An influenza outbreak occurred at the center in January 2020, resulting in eight cases. All patients showed similar symptoms, and oseltamivir was prescribed on the same day.

Only four nasopharyngeal specimens, collected from men ages 25-59, were available for analysis. Real-time reverse transcription PCR of the samples determined the cycle threshold (ct) values as 16.7-25.9, indicating relatively high viral loads. Next-generation sequencing analysis showed that the viruses had the oseltamivir resistance-conferring mutation, NA-H275Y.

Testing of 36 additional pH1N1-positive respiratory specimens collected in Webb County during the full flu season (November 2019-March 2020) showed ct values of 21.1-37.5; however, pyrosequencing analysis concluded that there were no additional specimens with the NA-H275Y mutation.

Dr. Gubareva said, "At this time, we have not detected widespread circulation of drug-resistant influenza viruses. However, the 2020-2021 influenza season had an unusually low circulation of influenza viruses in the U.S. and globally, so there were very few influenza positive specimens available for analysis.
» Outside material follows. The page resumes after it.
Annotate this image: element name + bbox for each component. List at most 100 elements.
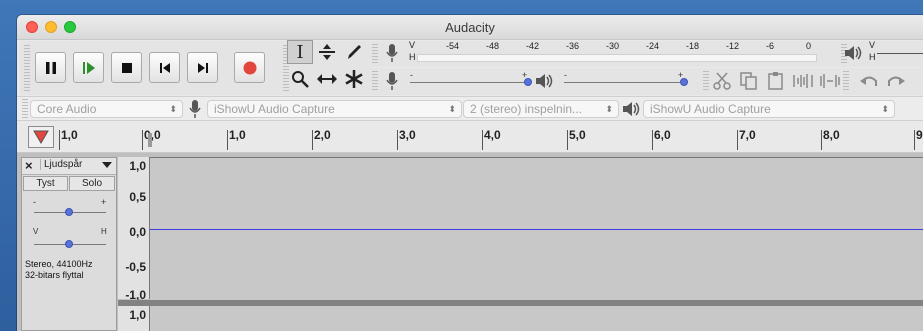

It is possible that low-level undetected circulation of drug-resistant influenza viruses occurred."

"Clinicians can stay up-to-date with current virologic reports, such as CDC's weekly FluView report," she added, (, and should be aware that the antiviral baloxavir marboxil is effective against influenza A and B viruses, including oseltamivir-resistant viruses.

"Most importantly," she said, "clinicians should encourage their patients to get flu vaccine this upcoming fall." The updated vaccine may also prevent the spread of the drug-resistant viruses reported in the paper, she said.
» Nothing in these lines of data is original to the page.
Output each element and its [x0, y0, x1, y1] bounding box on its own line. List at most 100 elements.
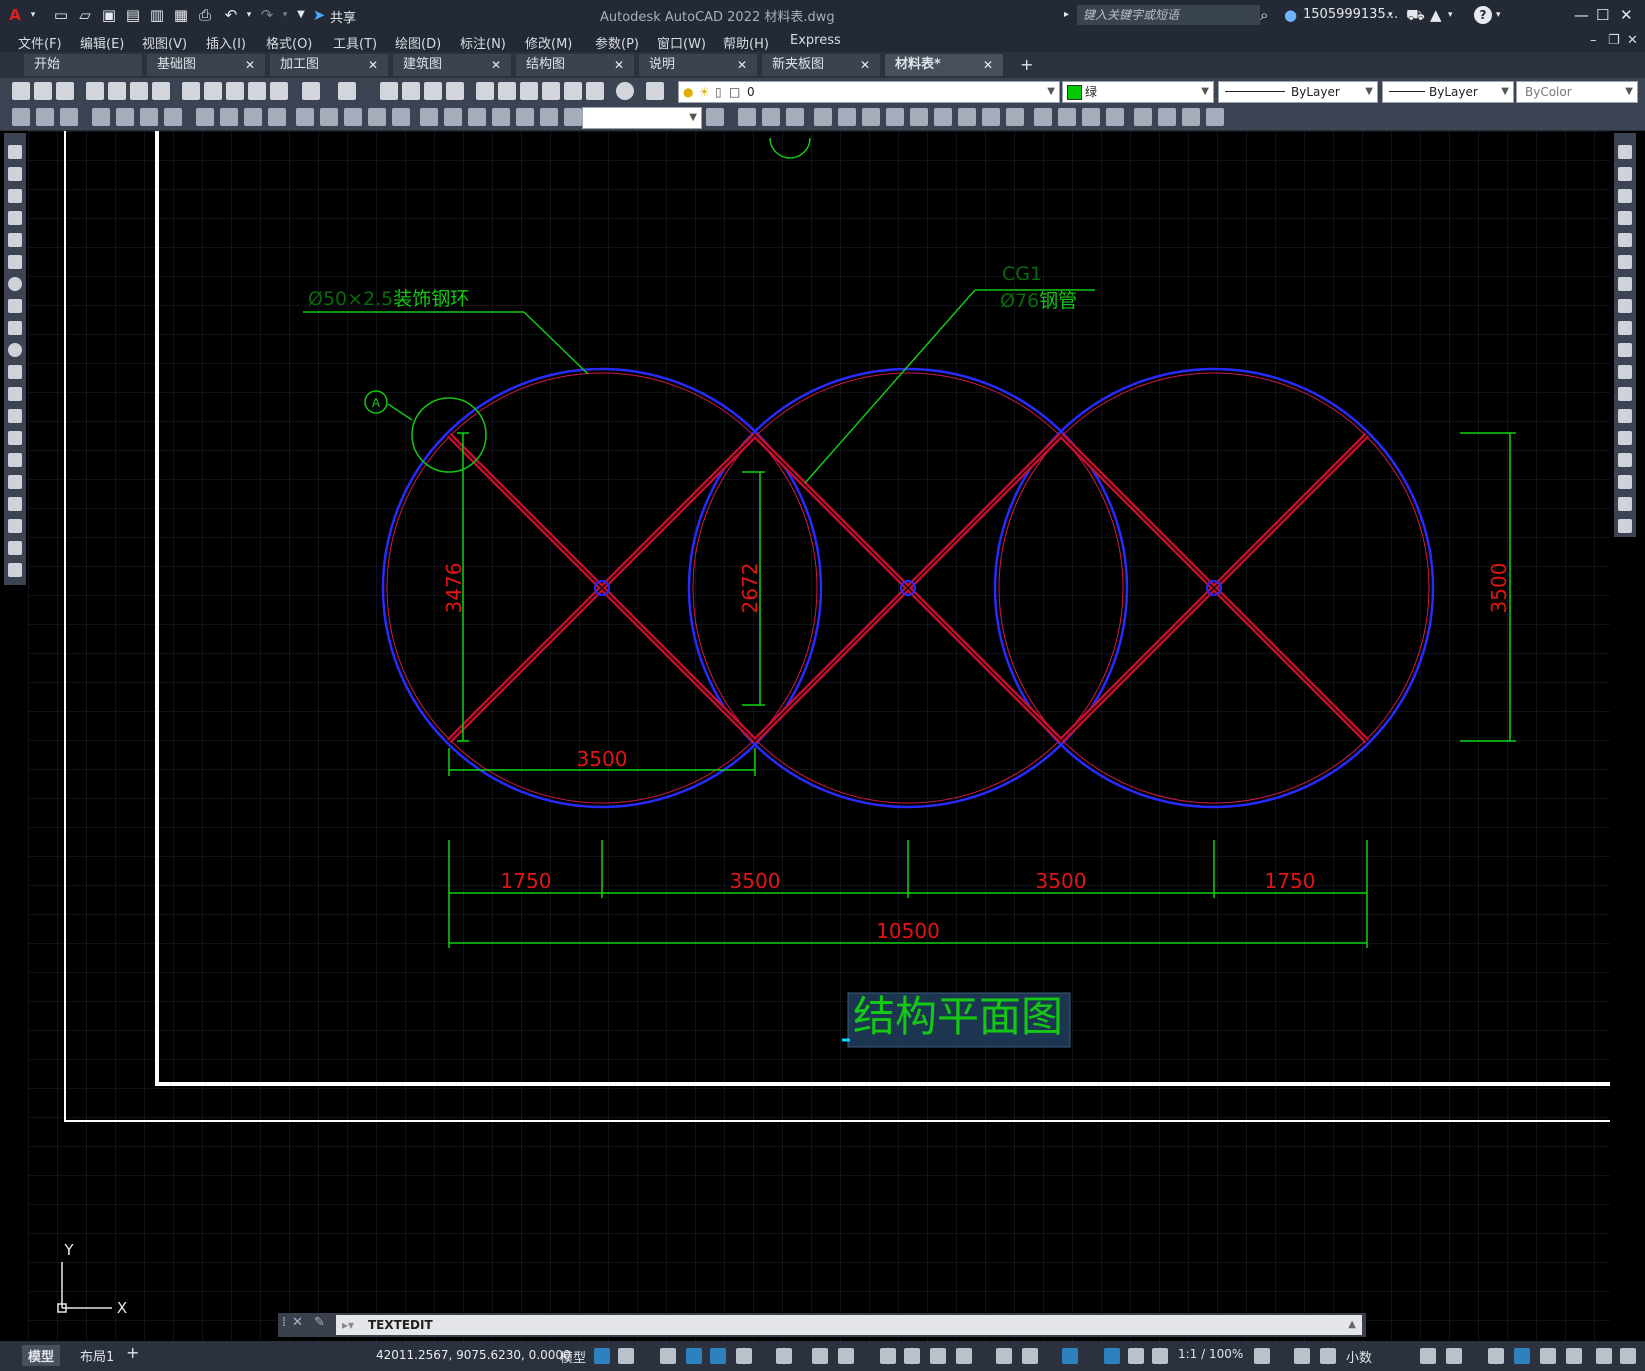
insert-block-icon[interactable] [8, 387, 22, 401]
break-dim-icon[interactable] [392, 108, 410, 126]
command-grip-icon[interactable]: ⁞ [282, 1315, 286, 1330]
lineweight-dropdown[interactable]: ByLayer ▼ [1382, 81, 1514, 103]
menu-tools[interactable]: 工具(T) [333, 33, 377, 52]
linetype-dropdown[interactable]: ByLayer ▼ [1218, 81, 1378, 103]
modify-icon-4[interactable] [814, 108, 832, 126]
layer-dropdown[interactable]: ● ☀ ▯ □ 0 ▼ [678, 81, 1060, 103]
dim-text-row-2[interactable]: 3500 [730, 869, 781, 893]
status-menu-icon[interactable] [1620, 1348, 1636, 1364]
modify-icon-9[interactable] [934, 108, 952, 126]
user-id[interactable]: 1505999135... [1303, 7, 1398, 22]
transparency-icon[interactable] [904, 1348, 920, 1364]
extend-icon[interactable] [1618, 365, 1632, 379]
block-editor-icon[interactable] [270, 82, 288, 100]
menu-draw[interactable]: 绘图(D) [395, 33, 441, 52]
dynamic-ucs-icon[interactable] [996, 1348, 1012, 1364]
revision-cloud-icon[interactable] [8, 299, 22, 313]
trim-icon[interactable] [1618, 343, 1632, 357]
tab-close-icon[interactable]: ✕ [983, 54, 993, 76]
stretch-icon[interactable] [1618, 321, 1632, 335]
dim-text-row-1[interactable]: 1750 [501, 869, 552, 893]
tab-foundation[interactable]: 基础图 ✕ [147, 54, 265, 76]
print-icon[interactable] [86, 82, 104, 100]
drawing-canvas[interactable]: Ø50×2.5装饰钢环 CG1 Ø76钢管 A 3476 2672 3500 3… [28, 131, 1610, 1341]
leader-label-2[interactable]: Ø76钢管 [1000, 290, 1077, 312]
modify-icon-6[interactable] [862, 108, 880, 126]
ortho-icon[interactable] [710, 1348, 726, 1364]
modify-icon-18[interactable] [1158, 108, 1176, 126]
dim-text-row-4[interactable]: 1750 [1265, 869, 1316, 893]
search-expand-icon[interactable]: ▸ [1064, 4, 1069, 26]
minimize-icon[interactable]: — [1574, 4, 1589, 26]
pan-icon[interactable] [380, 82, 398, 100]
copy-icon[interactable] [204, 82, 222, 100]
hatch-icon[interactable] [8, 453, 22, 467]
command-input[interactable]: ▸▾ TEXTEDIT ▲ [336, 1315, 1362, 1335]
dim-style-dropdown[interactable]: ▼ [582, 107, 702, 129]
new-file-icon[interactable]: ▭ [52, 6, 70, 24]
modify-icon-12[interactable] [1006, 108, 1024, 126]
space-dim-icon[interactable] [368, 108, 386, 126]
3d-dwf-icon[interactable] [152, 82, 170, 100]
share-icon[interactable]: ➤ [310, 6, 328, 24]
autodesk-app-icon[interactable]: ▲ [1430, 4, 1442, 26]
gizmo-icon[interactable] [1062, 1348, 1078, 1364]
modify-icon-2[interactable] [762, 108, 780, 126]
cut-icon[interactable] [182, 82, 200, 100]
paste-icon[interactable] [226, 82, 244, 100]
help-dropdown-icon[interactable]: ▾ [1496, 4, 1501, 26]
modify-icon-20[interactable] [1206, 108, 1224, 126]
spline-icon[interactable] [8, 321, 22, 335]
tool-icon-1[interactable] [12, 108, 30, 126]
tab-plywood[interactable]: 新夹板图 ✕ [762, 54, 880, 76]
menu-parametric[interactable]: 参数(P) [595, 33, 639, 52]
markup-icon[interactable] [564, 82, 582, 100]
blend-curves-icon[interactable] [1618, 497, 1632, 511]
isodraft-icon[interactable] [776, 1348, 792, 1364]
scale-icon[interactable] [1618, 299, 1632, 313]
user-dropdown-icon[interactable]: ▾ [1388, 4, 1393, 26]
menu-insert[interactable]: 插入(I) [206, 33, 246, 52]
layout-tab-layout1[interactable]: 布局1 [74, 1345, 120, 1366]
save-web-icon[interactable]: ▦ [172, 6, 190, 24]
app-dropdown-icon[interactable]: ▾ [1448, 4, 1453, 26]
move-icon[interactable] [1618, 255, 1632, 269]
workspace-icon[interactable] [1254, 1348, 1270, 1364]
menu-dimension[interactable]: 标注(N) [460, 33, 506, 52]
zoom-previous-icon[interactable] [446, 82, 464, 100]
infer-constraints-icon[interactable] [660, 1348, 676, 1364]
dim-text-row-3[interactable]: 3500 [1036, 869, 1087, 893]
break-icon[interactable] [1618, 409, 1632, 423]
properties-icon[interactable] [476, 82, 494, 100]
menu-file[interactable]: 文件(F) [18, 33, 62, 52]
doc-close-icon[interactable]: ✕ [1627, 33, 1638, 48]
annotation-scale-icon[interactable] [1152, 1348, 1168, 1364]
customize-toolbar-icon[interactable]: ▼ [292, 6, 310, 24]
dim-text-total[interactable]: 10500 [876, 919, 940, 943]
zoom-window-icon[interactable] [424, 82, 442, 100]
tab-material-list[interactable]: 材料表* ✕ [885, 54, 1003, 76]
toolbar-help-icon[interactable] [616, 82, 634, 100]
object-snap-icon[interactable] [838, 1348, 854, 1364]
ordinate-dim-icon[interactable] [164, 108, 182, 126]
modify-icon-7[interactable] [886, 108, 904, 126]
continue-dim-icon[interactable] [344, 108, 362, 126]
3d-osnap-icon[interactable] [956, 1348, 972, 1364]
arc-icon[interactable] [8, 255, 22, 269]
layout-tab-model[interactable]: 模型 [22, 1345, 61, 1366]
plotstyle-dropdown[interactable]: ByColor ▼ [1516, 81, 1638, 103]
open-icon[interactable] [34, 82, 52, 100]
erase-icon[interactable] [1618, 145, 1632, 159]
dim-text-edit-icon[interactable] [540, 108, 558, 126]
publish-icon[interactable] [130, 82, 148, 100]
linear-dim-icon[interactable] [92, 108, 110, 126]
chamfer-icon[interactable] [1618, 453, 1632, 467]
dynamic-input-icon[interactable] [686, 1348, 702, 1364]
menu-modify[interactable]: 修改(M) [525, 33, 572, 52]
app-menu-chevron-icon[interactable]: ▾ [24, 6, 42, 24]
polar-tracking-icon[interactable] [736, 1348, 752, 1364]
undo-dropdown-icon[interactable]: ▾ [240, 6, 258, 24]
plan-title[interactable]: 结构平面图 [853, 992, 1063, 1041]
command-settings-icon[interactable]: ✎ [314, 1315, 325, 1330]
tab-close-icon[interactable]: ✕ [737, 54, 747, 76]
Dr. Daniel Kuritzkes, Chief, Division of Infectious Diseases at Brigham and Women's Hospital in Boston, commented in an email to Reuters Health, "Whereas a cluster of just four cases that remained contained within the detention facility is not cause for alarm, it does highlight the potential for influenza to develop resistance to our most commonly used drug and, when coupled to shifts in influenza subtype, to escape from vaccine-induced immunity, setting up the potential for broader epidemic spread."

"Given the global economy and worldwide travel seen in typical years," he said, "these cases certainly should be viewed as a potential global issue, not just confined to the U.S."

"Not only is it our obligation to ensure the health of those in U.S. custody, it is also in our best interest in order to prevent outbreaks within detention centers that have a high likelihood of infecting staff at the facility and spilling out into the community at large," he said.

"Proper infection control and quarantine procedures need to be in place not just for COVID-19, but for influenza as well," he noted. "As we relax restrictions surrounding COVID-19, we can expect an increase in cases of these other respiratory viruses."